Di sisi lain, pebulu tangkis tunggal putra Indonesia, Jonatan Christie, memilih untuk tidak terburu-buru menilai. Pemain peringkat keempat dunia ini mengaku pernah mencoba sistem penilaian eksperimental 11 poin dalam format best of five set yang diujicobakan pada tahun 2014 selama empat bulan.
“Ini adalah sistem baru dan sangat sulit untuk mengatakan saat ini apakah ini merupakan keuntungan, tetapi akan menarik untuk melihat bagaimana hasilnya,” ujar Jonatan. Ia menekankan perlunya mencoba sistem baru tersebut dalam turnamen resmi sebelum dapat menarik kesimpulan. “Saya punya sistem penilaian lain yang lebih singkat, yaitu 11 poin, tetapi itu dimainkan selama lima pertandingan. Keduanya benar-benar berbeda. Harus mulai bermain di turnamen terlebih dahulu untuk melihat apakah itu bermanfaat bagi kami,” jelasnya.

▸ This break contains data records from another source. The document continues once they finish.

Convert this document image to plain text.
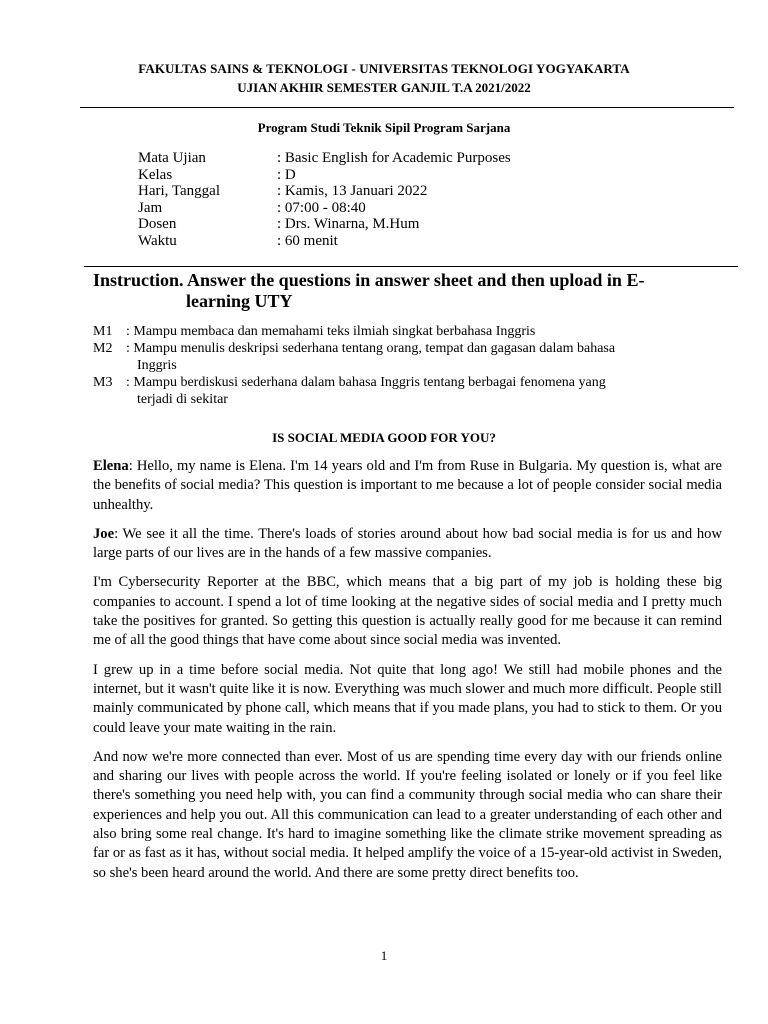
FAKULTAS SAINS & TEKNOLOGI - UNIVERSITAS TEKNOLOGI YOGYAKARTA
UJIAN AKHIR SEMESTER GANJIL T.A 2021/2022
Program Studi Teknik Sipil Program Sarjana
Mata Ujian	: Basic English for Academic Purposes
Kelas	: D
Hari, Tanggal	: Kamis, 13 Januari 2022
Jam	: 07:00 - 08:40
Dosen	: Drs. Winarna, M.Hum
Waktu	: 60 menit
Instruction. Answer the questions in answer sheet and then upload in E-
learning UTY
M1 : Mampu membaca dan memahami teks ilmiah singkat berbahasa Inggris
M2 : Mampu menulis deskripsi sederhana tentang orang, tempat dan gagasan dalam bahasa
Inggris
M3 : Mampu berdiskusi sederhana dalam bahasa Inggris tentang berbagai fenomena yang
terjadi di sekitar
IS SOCIAL MEDIA GOOD FOR YOU?

Elena: Hello, my name is Elena. I'm 14 years old and I'm from Ruse in Bulgaria. My question is, what are the benefits of social media? This question is important to me because a lot of people consider social media unhealthy.

Joe: We see it all the time. There's loads of stories around about how bad social media is for us and how large parts of our lives are in the hands of a few massive companies.

I'm Cybersecurity Reporter at the BBC, which means that a big part of my job is holding these big companies to account. I spend a lot of time looking at the negative sides of social media and I pretty much take the positives for granted. So getting this question is actually really good for me because it can remind me of all the good things that have come about since social media was invented.

I grew up in a time before social media. Not quite that long ago! We still had mobile phones and the internet, but it wasn't quite like it is now. Everything was much slower and much more difficult. People still mainly communicated by phone call, which means that if you made plans, you had to stick to them. Or you could leave your mate waiting in the rain.

And now we're more connected than ever. Most of us are spending time every day with our friends online and sharing our lives with people across the world. If you're feeling isolated or lonely or if you feel like there's something you need help with, you can find a community through social media who can share their experiences and help you out. All this communication can lead to a greater understanding of each other and also bring some real change. It's hard to imagine something like the climate strike movement spreading as far or as fast as it has, without social media. It helped amplify the voice of a 15-year-old activist in Sweden, so she's been heard around the world. And there are some pretty direct benefits too.

1
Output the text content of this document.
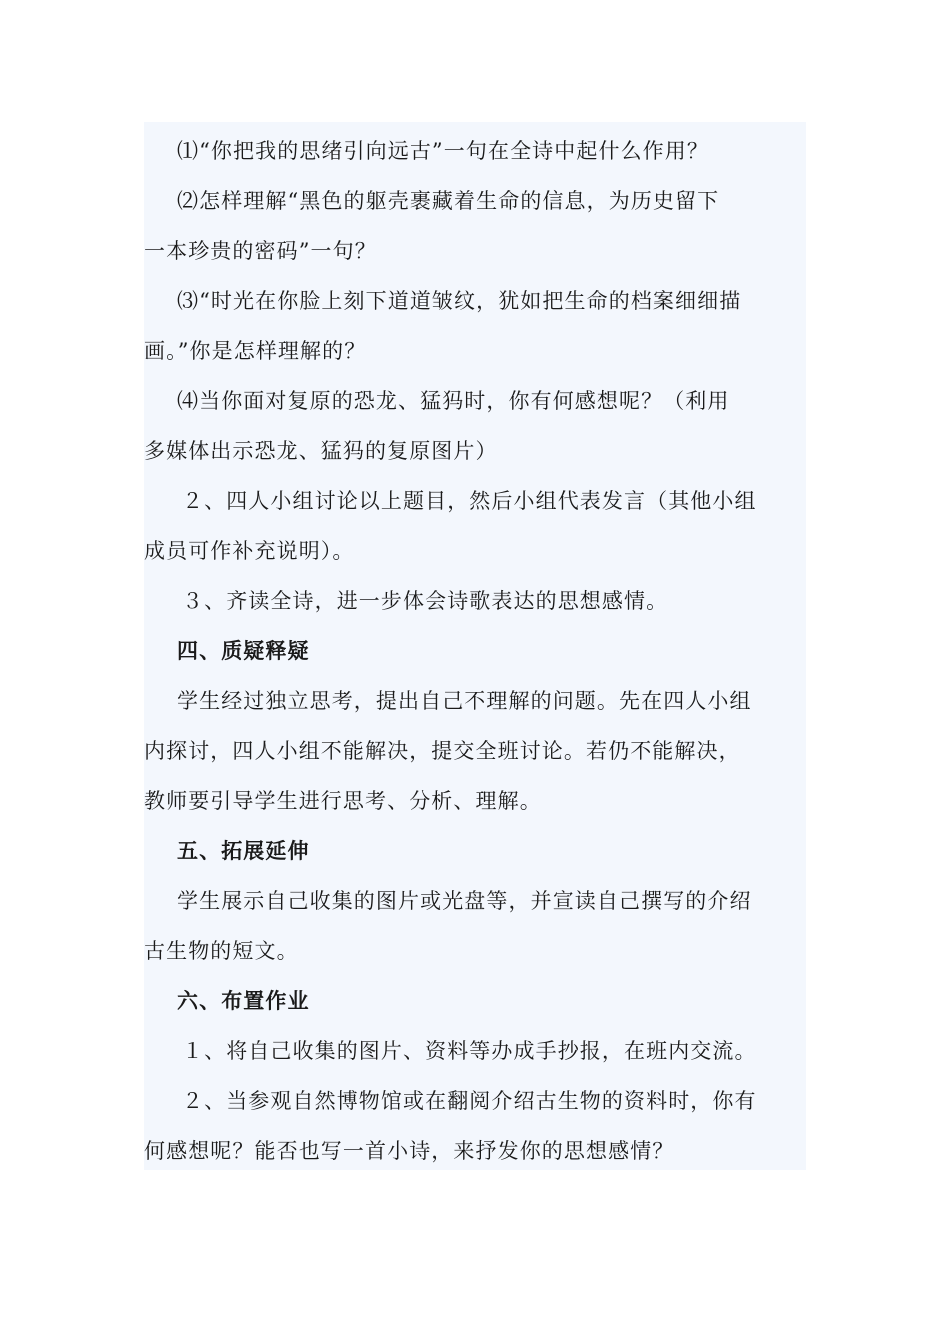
⑴“你把我的思绪引向远古”一句在全诗中起什么作用？
⑵怎样理解“黑色的躯壳裹藏着生命的信息，为历史留下
一本珍贵的密码”一句？
⑶“时光在你脸上刻下道道皱纹，犹如把生命的档案细细描
画。”你是怎样理解的？
⑷当你面对复原的恐龙、猛犸时，你有何感想呢？（利用
多媒体出示恐龙、猛犸的复原图片）
２、四人小组讨论以上题目，然后小组代表发言（其他小组
成员可作补充说明）。
３、齐读全诗，进一步体会诗歌表达的思想感情。
四、质疑释疑
学生经过独立思考，提出自己不理解的问题。先在四人小组
内探讨，四人小组不能解决，提交全班讨论。若仍不能解决，
教师要引导学生进行思考、分析、理解。
五、拓展延伸
学生展示自己收集的图片或光盘等，并宣读自己撰写的介绍
古生物的短文。
六、布置作业
１、将自己收集的图片、资料等办成手抄报，在班内交流。
２、当参观自然博物馆或在翻阅介绍古生物的资料时，你有
何感想呢？能否也写一首小诗，来抒发你的思想感情？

Berbeda dengan Antonsen, pemain ganda putra Malaysia, Tan Wee Kiong, melihat potensi keuntungan dari sistem 15 poin, terutama bagi para pemain veteran. Wee Kiong, peraih medali perak Olimpiade 2016 yang kini berusia 37 tahun, bersama pasangannya Nur Mohd Azriyn Ayub (34 tahun), merasa sistem yang lebih singkat akan lebih ringan secara fisik.

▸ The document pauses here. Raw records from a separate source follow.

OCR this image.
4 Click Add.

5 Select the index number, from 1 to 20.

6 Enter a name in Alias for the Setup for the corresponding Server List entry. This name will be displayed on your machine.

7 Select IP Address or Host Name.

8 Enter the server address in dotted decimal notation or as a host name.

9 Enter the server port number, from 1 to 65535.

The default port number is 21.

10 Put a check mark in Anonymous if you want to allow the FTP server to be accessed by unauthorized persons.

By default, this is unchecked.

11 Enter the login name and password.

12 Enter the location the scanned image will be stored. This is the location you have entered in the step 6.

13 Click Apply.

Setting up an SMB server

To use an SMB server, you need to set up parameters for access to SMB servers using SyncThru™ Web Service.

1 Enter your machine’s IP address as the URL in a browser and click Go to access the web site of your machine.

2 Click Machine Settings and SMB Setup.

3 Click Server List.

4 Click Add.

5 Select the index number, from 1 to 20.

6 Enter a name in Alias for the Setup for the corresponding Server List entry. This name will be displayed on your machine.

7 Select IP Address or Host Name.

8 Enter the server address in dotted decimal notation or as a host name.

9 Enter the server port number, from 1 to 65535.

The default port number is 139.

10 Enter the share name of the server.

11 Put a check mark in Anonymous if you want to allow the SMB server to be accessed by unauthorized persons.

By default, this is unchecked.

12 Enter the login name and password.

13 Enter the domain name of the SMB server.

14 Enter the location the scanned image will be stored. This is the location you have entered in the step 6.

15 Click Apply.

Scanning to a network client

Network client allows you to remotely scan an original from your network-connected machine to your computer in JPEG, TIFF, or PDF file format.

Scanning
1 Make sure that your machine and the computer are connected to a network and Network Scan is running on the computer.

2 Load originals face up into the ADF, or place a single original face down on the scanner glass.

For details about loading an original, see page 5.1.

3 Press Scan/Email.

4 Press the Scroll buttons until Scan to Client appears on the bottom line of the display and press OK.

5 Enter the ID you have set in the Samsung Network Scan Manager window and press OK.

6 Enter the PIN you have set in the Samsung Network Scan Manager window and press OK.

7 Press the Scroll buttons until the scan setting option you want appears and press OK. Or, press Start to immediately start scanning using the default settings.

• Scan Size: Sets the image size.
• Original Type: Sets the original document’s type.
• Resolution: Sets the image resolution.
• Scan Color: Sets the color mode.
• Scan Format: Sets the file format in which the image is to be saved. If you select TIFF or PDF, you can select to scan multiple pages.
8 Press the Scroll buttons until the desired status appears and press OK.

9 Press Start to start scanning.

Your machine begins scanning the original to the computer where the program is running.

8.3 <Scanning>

“Saya yakin 15 poin itu bisa memberi kami keuntungan dan mungkin juga membantu kami memperpanjang karier,” kata Wee Kiong. Ia menambahkan, “Secara fisik, saya yakin ini akan lebih ringan dan kami juga bisa bersaing dengan pasangan yang jauh lebih muda.” Namun, ia juga mengakui adanya sisi negatif, yaitu permainan akan menjadi lebih cepat dan intens.
Catatan Mureks menunjukkan, argumen Wee Kiong tentang potensi keuntungan bagi veteran mungkin memiliki dasar. Dalam sebuah pertandingan, Wee Kiong dan Azriyn pernah unggul 11-5 di game pertama, namun akhirnya kalah 21-15, 21-16 dari pasangan Korea Selatan peringkat satu dunia, Kim Won Ho-Seo Seung Jae. Sistem 15 poin bisa saja mengubah hasil pertandingan tersebut.
Rencana pengenalan sistem 15 poin ini akan dibahas dan diputuskan dalam Rapat Umum Tahunan (AGM) BWF pada 25 April 2026 di Horsens, Denmark, bertepatan dengan Final Piala Thomas dan Uber (24 April-3 Mei). BWF juga diperkirakan akan memutuskan apakah sistem ini akan dimulai akhir tahun ini atau baru diperkenalkan kembali pada tahun 2027. Tujuan utama perubahan ini adalah untuk mengurangi durasi pertandingan, menjaga kesehatan fisik pemain, dan meminimalkan risiko cedera.